The NDMA’s Monsoon Contingency Plan 2025 emphasizes the need for proactive and inclusive preparedness strategies. It calls for enhanced coordination among federal and provincial stakeholders, integration of emerging technologies, and capacity building at the grassroots level. The United Nations Office for the Coordination of Humanitarian Affairs (OCHA), in its Inter-Agency Monsoon Contingency Plan, also urged Pakistan to embed AI into its disaster management frameworks.

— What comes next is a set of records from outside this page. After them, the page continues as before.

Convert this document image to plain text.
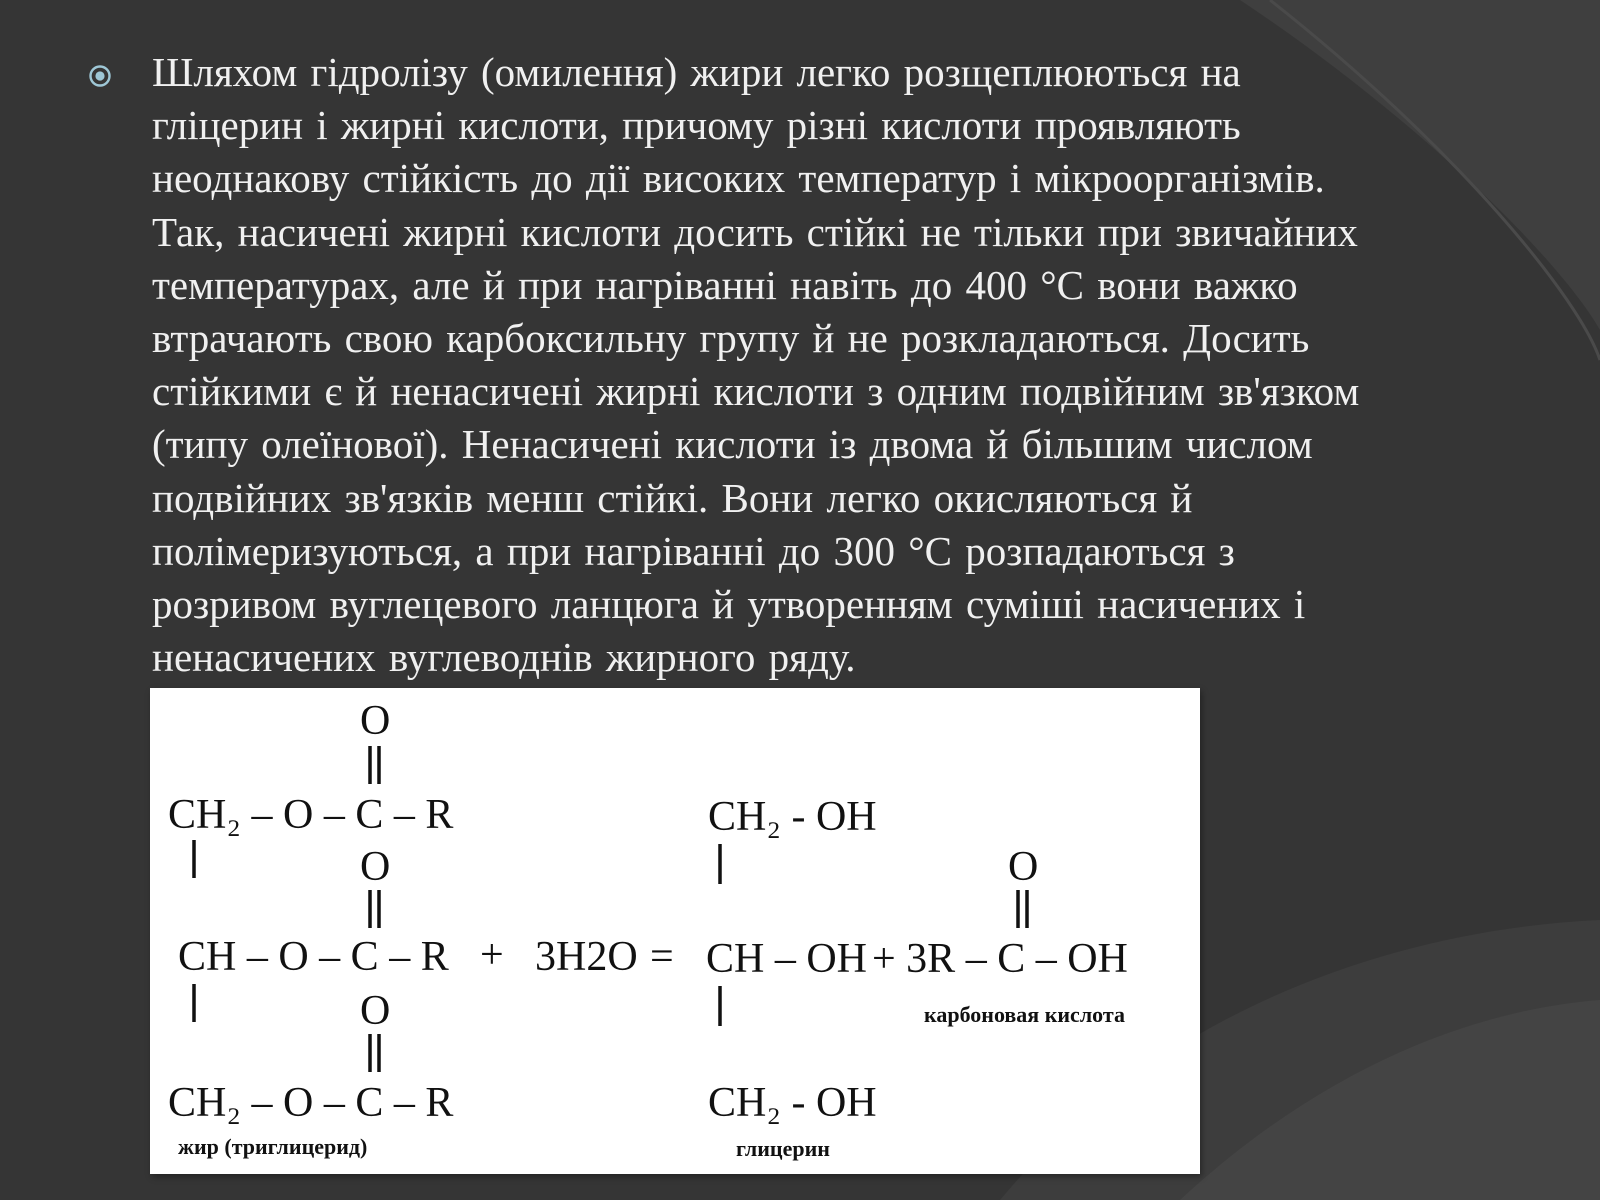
Шляхом гідролізу (омилення) жири легко розщеплюються на
гліцерин і жирні кислоти, причому різні кислоти проявляють
неоднакову стійкість до дії високих температур і мікроорганізмів.
Так, насичені жирні кислоти досить стійкі не тільки при звичайних
температурах, але й при нагріванні навіть до 400 °С вони важко
втрачають свою карбоксильну групу й не розкладаються. Досить
стійкими є й ненасичені жирні кислоти з одним подвійним зв'язком
(типу олеїнової). Ненасичені кислоти із двома й більшим числом
подвійних зв'язків менш стійкі. Вони легко окисляються й
полімеризуються, а при нагріванні до 300 °С розпадаються з
розривом вуглецевого ланцюга й утворенням суміші насичених і
ненасичених вуглеводнів жирного ряду.

O
CH₂ – O – C – R
O
CH – O – C – R
O
CH₂ – O – C – R
жир (триглицерид)
+ 3H2O =
CH₂ - OH
CH – OH
CH₂ - OH
глицерин
O
+ 3R – C – OH
карбоновая кислота
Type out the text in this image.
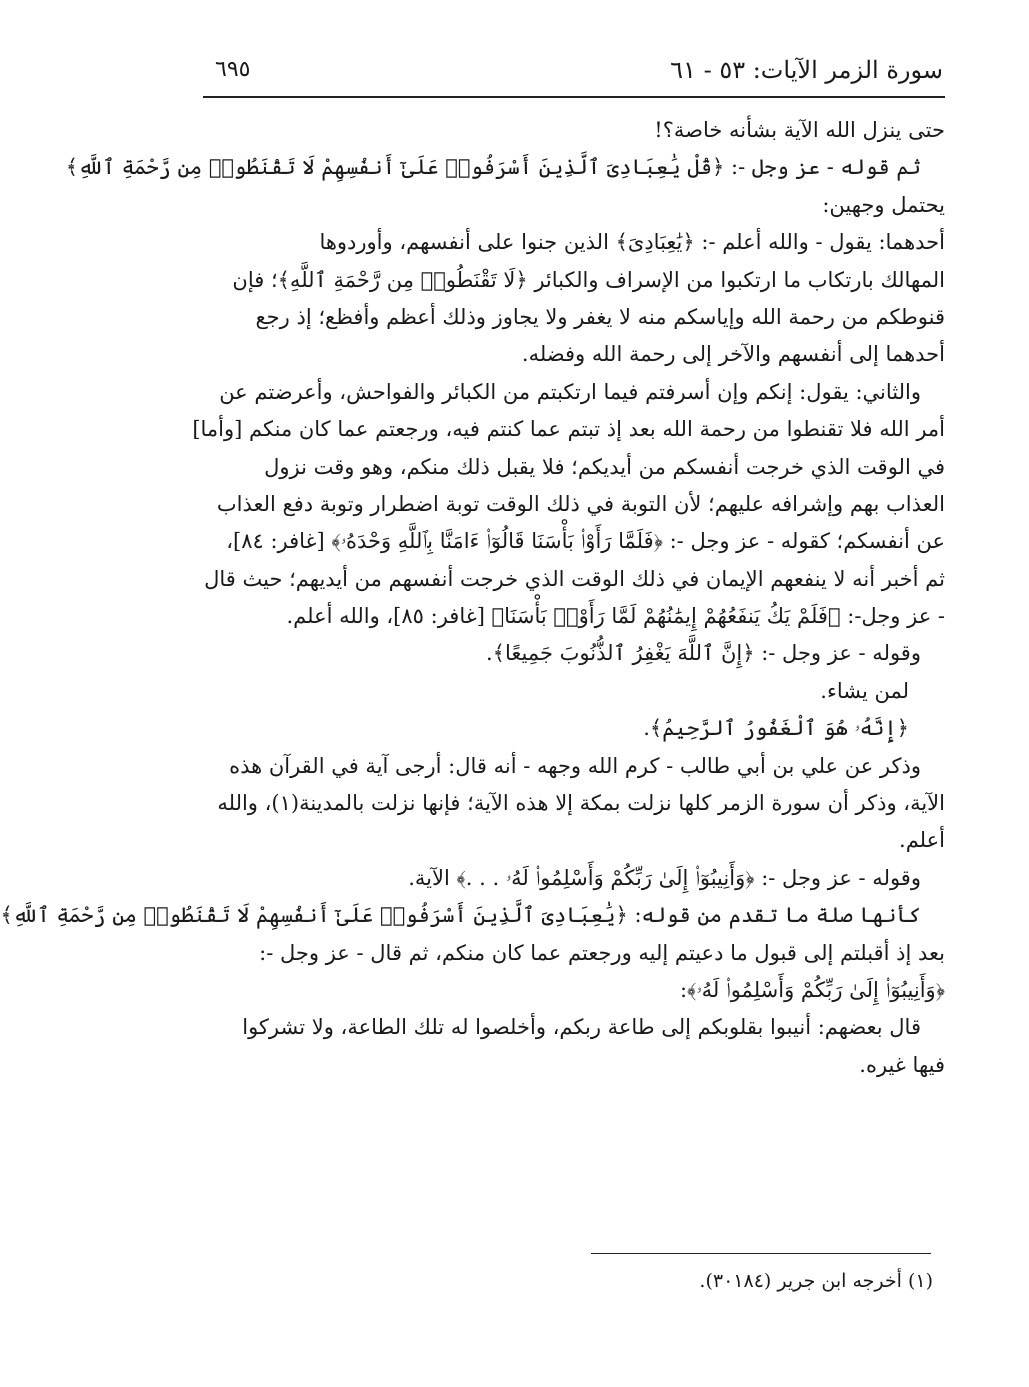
سورة الزمر الآيات: ٥٣ - ٦١
٦٩٥
حتى ينزل الله الآية بشأنه خاصة؟!
ثم قوله - عز وجل -: ﴿قُلْ يَٰعِبَادِىَ ٱلَّذِينَ أَسْرَفُوا۟ عَلَىٰٓ أَنفُسِهِمْ لَا تَقْنَطُوا۟ مِن رَّحْمَةِ ٱللَّهِ﴾
يحتمل وجهين:
أحدهما: يقول - والله أعلم -: ﴿يَٰعِبَادِىَ﴾ الذين جنوا على أنفسهم، وأوردوها
المهالك بارتكاب ما ارتكبوا من الإسراف والكبائر ﴿لَا تَقْنَطُوا۟ مِن رَّحْمَةِ ٱللَّهِ﴾؛ فإن
قنوطكم من رحمة الله وإياسكم منه لا يغفر ولا يجاوز وذلك أعظم وأفظع؛ إذ رجع
أحدهما إلى أنفسهم والآخر إلى رحمة الله وفضله.
والثاني: يقول: إنكم وإن أسرفتم فيما ارتكبتم من الكبائر والفواحش، وأعرضتم عن
أمر الله فلا تقنطوا من رحمة الله بعد إذ تبتم عما كنتم فيه، ورجعتم عما كان منكم [وأما]
في الوقت الذي خرجت أنفسكم من أيديكم؛ فلا يقبل ذلك منكم، وهو وقت نزول
العذاب بهم وإشرافه عليهم؛ لأن التوبة في ذلك الوقت توبة اضطرار وتوبة دفع العذاب
عن أنفسكم؛ كقوله - عز وجل -: ﴿فَلَمَّا رَأَوْا۟ بَأْسَنَا قَالُوٓا۟ ءَامَنَّا بِٱللَّهِ وَحْدَهُۥ﴾ [غافر: ٨٤]،
ثم أخبر أنه لا ينفعهم الإيمان في ذلك الوقت الذي خرجت أنفسهم من أيديهم؛ حيث قال
- عز وجل-: ﴿فَلَمْ يَكُ يَنفَعُهُمْ إِيمَٰنُهُمْ لَمَّا رَأَوْا۟ بَأْسَنَا﴾ [غافر: ٨٥]، والله أعلم.
وقوله - عز وجل -: ﴿إِنَّ ٱللَّهَ يَغْفِرُ ٱلذُّنُوبَ جَمِيعًا﴾.
لمن يشاء.
﴿إِنَّهُۥ هُوَ ٱلْغَفُورُ ٱلرَّحِيمُ﴾.
وذكر عن علي بن أبي طالب - كرم الله وجهه - أنه قال: أرجى آية في القرآن هذه
الآية، وذكر أن سورة الزمر كلها نزلت بمكة إلا هذه الآية؛ فإنها نزلت بالمدينة(١)، والله
أعلم.
وقوله - عز وجل -: ﴿وَأَنِيبُوٓا۟ إِلَىٰ رَبِّكُمْ وَأَسْلِمُوا۟ لَهُۥ . . .﴾ الآية.
كأنها صلة ما تقدم من قوله: ﴿يَٰعِبَادِىَ ٱلَّذِينَ أَسْرَفُوا۟ عَلَىٰٓ أَنفُسِهِمْ لَا تَقْنَطُوا۟ مِن رَّحْمَةِ ٱللَّهِ﴾
بعد إذ أقبلتم إلى قبول ما دعيتم إليه ورجعتم عما كان منكم، ثم قال - عز وجل -:
﴿وَأَنِيبُوٓا۟ إِلَىٰ رَبِّكُمْ وَأَسْلِمُوا۟ لَهُۥ﴾:
قال بعضهم: أنيبوا بقلوبكم إلى طاعة ربكم، وأخلصوا له تلك الطاعة، ولا تشركوا
فيها غيره.
(١) أخرجه ابن جرير (٣٠١٨٤).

As Pakistan confronts the challenge of climate vulnerability, the need to leverage AI as a national resilience strategy is clear. The technology offers not just faster response, but smarter prevention. It enables authorities to anticipate disasters, allocate resources efficiently, and safeguard vulnerable populations with unprecedented precision. For Pakistan, embedding AI into disaster preparedness is no longer a choice. It is a necessity to save precious lives and avoid financial losses.